Milton Moon


Australian Studio Potter.

Australian studio potter and teacher Moon Milton studied pottery at Sandison Pottery in Brisbane and worked with Australian potter Harry Memmott in the late 1950s. He was Senior Instructor in Pottery at Brisbane Technical College from 1962–68 and Head of the Pottery Department at the South Australian School of Art from 1969–74. In 1966 he was the subject of the monograph ‘Focus on Milton Moon’, by Dennis Pryor.

Moon has received numerous awards, including a Foundation Churchill Fellowship in 1966 (representing Australia at the 1st World Craft Congress in Montreaux, Switzerland), a Myer Foundation Geijutsu Fellowship to study in Japan in 1974, an Advance Australia Foundation Award in 1992 and a five year Australian Artists Creative Fellowship in 1993. In 1984 he was made a member of the Order of Australia for services to the arts. Moon is well known for his large wheel-thrown stoneware platters and vessels inspired by the Australian landscape.

Artist’s Statement

In this, my seventy-ninth year, over fifty of which I have been a potter, I remain concerned, if a little obsessed, with the challenge of making pots, which although belonging to a ceramic tradition of some eight thousand years or more, are undeniably and uniquely Australian. With all my changes of expression this has remained constant.
The initial creative inspirations were drawn from the beauty of the coastal areas of Eastern Australia and from the mountain areas of the Great Dividing Range which stretch from North Queensland to the extreme South of Victoria. But the most lasting inspiration has come from the inland of Australia, more particularly from the Gammon and Flinders Ranges and from the Olary Uplands of South Australia, and more recently from the Pilbara and Kimberley areas of Western Australia, where dating of the rock engravings place them as being amongst the oldest marks left by human-kind anywhere in the world.

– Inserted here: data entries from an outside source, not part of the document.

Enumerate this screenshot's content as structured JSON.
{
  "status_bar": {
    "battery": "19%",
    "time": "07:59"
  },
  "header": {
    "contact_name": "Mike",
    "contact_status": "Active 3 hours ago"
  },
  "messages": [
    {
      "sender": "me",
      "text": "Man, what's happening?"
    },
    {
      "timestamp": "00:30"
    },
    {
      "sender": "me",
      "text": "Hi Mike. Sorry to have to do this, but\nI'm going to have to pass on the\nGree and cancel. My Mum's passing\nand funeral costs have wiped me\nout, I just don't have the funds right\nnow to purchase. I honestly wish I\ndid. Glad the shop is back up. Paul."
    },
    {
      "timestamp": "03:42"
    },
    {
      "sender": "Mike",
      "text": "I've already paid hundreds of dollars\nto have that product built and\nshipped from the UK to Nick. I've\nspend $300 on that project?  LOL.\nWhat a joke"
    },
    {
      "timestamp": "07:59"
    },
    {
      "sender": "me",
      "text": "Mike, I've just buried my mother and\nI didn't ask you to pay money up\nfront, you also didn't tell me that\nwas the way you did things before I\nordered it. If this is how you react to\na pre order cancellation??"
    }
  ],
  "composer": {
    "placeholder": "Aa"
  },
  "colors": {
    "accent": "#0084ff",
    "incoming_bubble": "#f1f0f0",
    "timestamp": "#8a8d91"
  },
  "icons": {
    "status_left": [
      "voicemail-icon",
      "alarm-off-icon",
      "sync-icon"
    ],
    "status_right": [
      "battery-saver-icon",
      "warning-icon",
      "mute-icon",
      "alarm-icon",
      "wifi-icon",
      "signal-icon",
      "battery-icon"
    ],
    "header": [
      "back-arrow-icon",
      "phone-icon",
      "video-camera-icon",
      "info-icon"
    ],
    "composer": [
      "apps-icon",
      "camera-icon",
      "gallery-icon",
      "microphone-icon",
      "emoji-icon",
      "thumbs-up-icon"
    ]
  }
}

All parts of Australia are full of an ancient history stretching back through time and which today, despite white settlement, somehow still survives in legend and ritual. If it is the case that these legends do now only exist, in some muted half-life there is still the sense that they remain as a very powerful spirit presence. It is impossible to ignore the feeling that this country re mains inhabited by the past. For me it is also impossible not to creatively respond to the echoes of the past, even if only through the somewhat vague process of inspiration and distillation.
Whether one searches the horizons of these vast bare rugged lands or views the far vistas from the great mountains of the High Country the same spirit remains. To understand this spirit, even a little, is a privilege but to try an express it is a compelling endeavor. For me to be a truly Australian artist it is something that cannot be ignored.